Novartis has joined the select cadre of drugmakers developing KRAS inhibitors for cancer, opening its account with phase 1b data on JDQ443 showing efficacy in KRAS-mutated non-small cell lung cancer (NSCLC).
The results – presented at the American Association of Cancer Research (AACR) congress – set Novartis off in pursuit of Amgen, whose Lumakras (sotorasib) is already on the market, and Mirati Therapeutics which has adagrasib under review by the FDA.

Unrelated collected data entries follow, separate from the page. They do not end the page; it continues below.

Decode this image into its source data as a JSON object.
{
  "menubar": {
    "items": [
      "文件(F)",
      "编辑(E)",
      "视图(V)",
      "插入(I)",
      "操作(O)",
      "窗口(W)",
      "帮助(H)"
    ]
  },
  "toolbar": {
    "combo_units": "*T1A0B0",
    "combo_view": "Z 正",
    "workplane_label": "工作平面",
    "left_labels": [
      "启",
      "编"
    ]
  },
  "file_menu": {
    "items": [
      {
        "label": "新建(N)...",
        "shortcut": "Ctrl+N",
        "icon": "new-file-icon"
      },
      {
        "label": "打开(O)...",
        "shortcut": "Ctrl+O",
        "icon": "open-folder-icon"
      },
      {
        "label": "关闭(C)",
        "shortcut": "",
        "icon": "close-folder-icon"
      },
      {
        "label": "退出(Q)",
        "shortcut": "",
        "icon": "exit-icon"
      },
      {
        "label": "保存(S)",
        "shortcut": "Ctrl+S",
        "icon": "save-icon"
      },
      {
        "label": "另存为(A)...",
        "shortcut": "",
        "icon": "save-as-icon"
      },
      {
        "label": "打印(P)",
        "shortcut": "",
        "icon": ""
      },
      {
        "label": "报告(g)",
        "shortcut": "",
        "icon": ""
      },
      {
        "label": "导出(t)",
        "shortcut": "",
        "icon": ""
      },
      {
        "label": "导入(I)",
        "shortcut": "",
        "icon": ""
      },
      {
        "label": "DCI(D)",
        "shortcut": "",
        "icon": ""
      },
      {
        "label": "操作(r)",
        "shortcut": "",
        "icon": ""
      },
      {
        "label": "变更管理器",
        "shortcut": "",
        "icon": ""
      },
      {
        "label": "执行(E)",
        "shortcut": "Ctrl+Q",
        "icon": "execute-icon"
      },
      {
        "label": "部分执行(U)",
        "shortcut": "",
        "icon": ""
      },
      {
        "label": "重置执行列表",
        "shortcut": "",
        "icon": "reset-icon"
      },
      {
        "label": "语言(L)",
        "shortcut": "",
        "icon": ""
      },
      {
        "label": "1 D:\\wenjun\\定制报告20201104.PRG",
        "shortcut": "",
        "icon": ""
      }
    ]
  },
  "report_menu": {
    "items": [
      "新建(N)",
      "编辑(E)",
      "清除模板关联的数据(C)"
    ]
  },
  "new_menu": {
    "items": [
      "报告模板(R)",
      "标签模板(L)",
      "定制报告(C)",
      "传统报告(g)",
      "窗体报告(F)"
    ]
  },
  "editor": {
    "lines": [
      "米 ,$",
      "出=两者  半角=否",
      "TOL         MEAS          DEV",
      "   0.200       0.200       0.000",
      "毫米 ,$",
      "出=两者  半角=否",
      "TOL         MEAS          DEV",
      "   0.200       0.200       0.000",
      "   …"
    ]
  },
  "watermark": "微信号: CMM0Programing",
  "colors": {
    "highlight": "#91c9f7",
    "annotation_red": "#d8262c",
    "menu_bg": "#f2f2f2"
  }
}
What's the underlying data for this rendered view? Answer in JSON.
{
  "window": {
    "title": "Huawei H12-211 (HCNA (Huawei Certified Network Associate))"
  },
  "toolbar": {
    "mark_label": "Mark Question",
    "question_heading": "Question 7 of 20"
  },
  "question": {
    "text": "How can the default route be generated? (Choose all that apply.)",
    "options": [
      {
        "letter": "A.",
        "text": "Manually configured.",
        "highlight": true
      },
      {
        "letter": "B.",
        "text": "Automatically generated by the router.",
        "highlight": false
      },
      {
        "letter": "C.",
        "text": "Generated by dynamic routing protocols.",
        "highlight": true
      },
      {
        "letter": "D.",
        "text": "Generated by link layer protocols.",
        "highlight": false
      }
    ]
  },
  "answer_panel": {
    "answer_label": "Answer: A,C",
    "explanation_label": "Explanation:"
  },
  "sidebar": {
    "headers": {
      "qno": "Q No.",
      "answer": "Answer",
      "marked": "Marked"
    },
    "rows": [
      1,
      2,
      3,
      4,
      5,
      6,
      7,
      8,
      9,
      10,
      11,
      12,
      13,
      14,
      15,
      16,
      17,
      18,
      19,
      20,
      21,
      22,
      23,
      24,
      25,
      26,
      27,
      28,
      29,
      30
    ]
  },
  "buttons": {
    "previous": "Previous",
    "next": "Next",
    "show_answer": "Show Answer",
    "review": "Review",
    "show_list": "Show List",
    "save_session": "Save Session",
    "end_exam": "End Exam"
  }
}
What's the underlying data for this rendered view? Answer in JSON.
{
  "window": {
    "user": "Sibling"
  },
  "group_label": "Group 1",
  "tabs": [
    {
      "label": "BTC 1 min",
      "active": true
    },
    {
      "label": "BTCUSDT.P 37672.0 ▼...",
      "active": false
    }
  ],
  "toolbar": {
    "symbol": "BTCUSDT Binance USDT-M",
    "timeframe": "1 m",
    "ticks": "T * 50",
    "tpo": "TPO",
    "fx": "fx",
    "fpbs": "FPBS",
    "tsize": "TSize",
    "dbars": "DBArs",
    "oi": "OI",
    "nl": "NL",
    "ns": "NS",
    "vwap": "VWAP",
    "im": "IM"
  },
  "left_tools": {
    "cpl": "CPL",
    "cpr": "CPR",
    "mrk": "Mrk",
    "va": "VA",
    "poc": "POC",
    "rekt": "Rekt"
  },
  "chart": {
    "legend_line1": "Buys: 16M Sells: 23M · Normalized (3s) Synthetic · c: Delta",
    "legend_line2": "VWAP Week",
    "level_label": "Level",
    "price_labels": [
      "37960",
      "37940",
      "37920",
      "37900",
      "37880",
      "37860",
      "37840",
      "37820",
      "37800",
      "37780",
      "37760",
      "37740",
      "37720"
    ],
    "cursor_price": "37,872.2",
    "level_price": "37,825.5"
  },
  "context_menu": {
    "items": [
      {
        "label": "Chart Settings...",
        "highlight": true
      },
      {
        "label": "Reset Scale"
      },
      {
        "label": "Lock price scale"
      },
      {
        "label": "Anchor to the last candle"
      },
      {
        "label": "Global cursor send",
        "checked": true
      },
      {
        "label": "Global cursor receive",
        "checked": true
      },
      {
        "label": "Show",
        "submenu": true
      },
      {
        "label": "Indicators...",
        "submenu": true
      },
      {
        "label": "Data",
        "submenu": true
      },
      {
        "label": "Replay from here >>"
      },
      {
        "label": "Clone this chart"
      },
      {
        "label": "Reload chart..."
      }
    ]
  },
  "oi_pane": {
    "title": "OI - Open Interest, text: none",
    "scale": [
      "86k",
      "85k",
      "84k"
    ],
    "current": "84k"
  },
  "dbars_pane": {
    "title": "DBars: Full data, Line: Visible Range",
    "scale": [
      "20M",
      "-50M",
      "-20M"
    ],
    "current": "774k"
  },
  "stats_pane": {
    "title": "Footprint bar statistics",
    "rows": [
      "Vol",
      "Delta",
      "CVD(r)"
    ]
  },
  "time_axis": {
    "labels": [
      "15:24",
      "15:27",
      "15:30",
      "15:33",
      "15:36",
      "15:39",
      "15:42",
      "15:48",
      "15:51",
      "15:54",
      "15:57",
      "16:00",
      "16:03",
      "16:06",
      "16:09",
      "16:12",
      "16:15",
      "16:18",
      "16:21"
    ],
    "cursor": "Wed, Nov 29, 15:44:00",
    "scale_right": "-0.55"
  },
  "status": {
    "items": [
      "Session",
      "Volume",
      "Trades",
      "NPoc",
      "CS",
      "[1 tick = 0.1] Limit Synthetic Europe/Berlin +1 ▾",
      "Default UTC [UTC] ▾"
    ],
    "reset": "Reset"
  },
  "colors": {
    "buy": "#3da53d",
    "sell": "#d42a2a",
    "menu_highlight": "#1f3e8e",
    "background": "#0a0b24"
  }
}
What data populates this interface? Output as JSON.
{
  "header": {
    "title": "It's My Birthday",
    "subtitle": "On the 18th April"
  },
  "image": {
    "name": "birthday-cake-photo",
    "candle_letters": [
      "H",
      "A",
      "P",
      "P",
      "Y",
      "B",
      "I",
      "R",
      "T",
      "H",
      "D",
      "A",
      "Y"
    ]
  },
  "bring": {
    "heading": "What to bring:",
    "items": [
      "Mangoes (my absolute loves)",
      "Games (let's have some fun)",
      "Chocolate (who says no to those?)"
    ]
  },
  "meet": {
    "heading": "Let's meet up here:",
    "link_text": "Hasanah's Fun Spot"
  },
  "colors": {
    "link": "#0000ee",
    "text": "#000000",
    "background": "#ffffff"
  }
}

JDQ443 achieved a 57% overall response rate at a dose of 200mg given twice daily in the KontRASt-01 study, with a “favourable” side effect profile, and while Novartis is playing catch-up in the KRAS G12C inhibitor category the company thinks its drug could be best in class.
It is hustling JDQ443 towards a phase 3 trial later this year that will compare the drug to docetaxel in patients with previously treated, locally advanced or metastatic KRAS G12C-mutated NSCLC, setting up a direct challenge to Lumakras as well as adagrasib if the latter gets approved. An FDA decision on Mirati’s drug is due by 14 December.
The data with Novartis’ drug is early-stage and in just 39 patients, but compares favourably with the 40% response rates seen with its rivals in clinical testing, and the drugmaker also thinks its drug could have other advantages – including the potential to overcome resistance and activity at lower dose that could improve tolerability.
“After decades without a breakthrough, we as an industry are entering a transformative era in targeted treatment for KRAS-mutated cancers,” said Jeff Legos, global head of oncology & haematology development at Novartis.
“But challenges remain, in particular drug resistance. We believe that JDQ443 may have the potential for overcoming such challenges,” he added.
Along with the phase 3 monotherapy trial and mid-stage extension studies in NSCLC and KRAS-mutated colorectal cancer, Novartis is also exploring use of JDQ443 in combination with other drugs.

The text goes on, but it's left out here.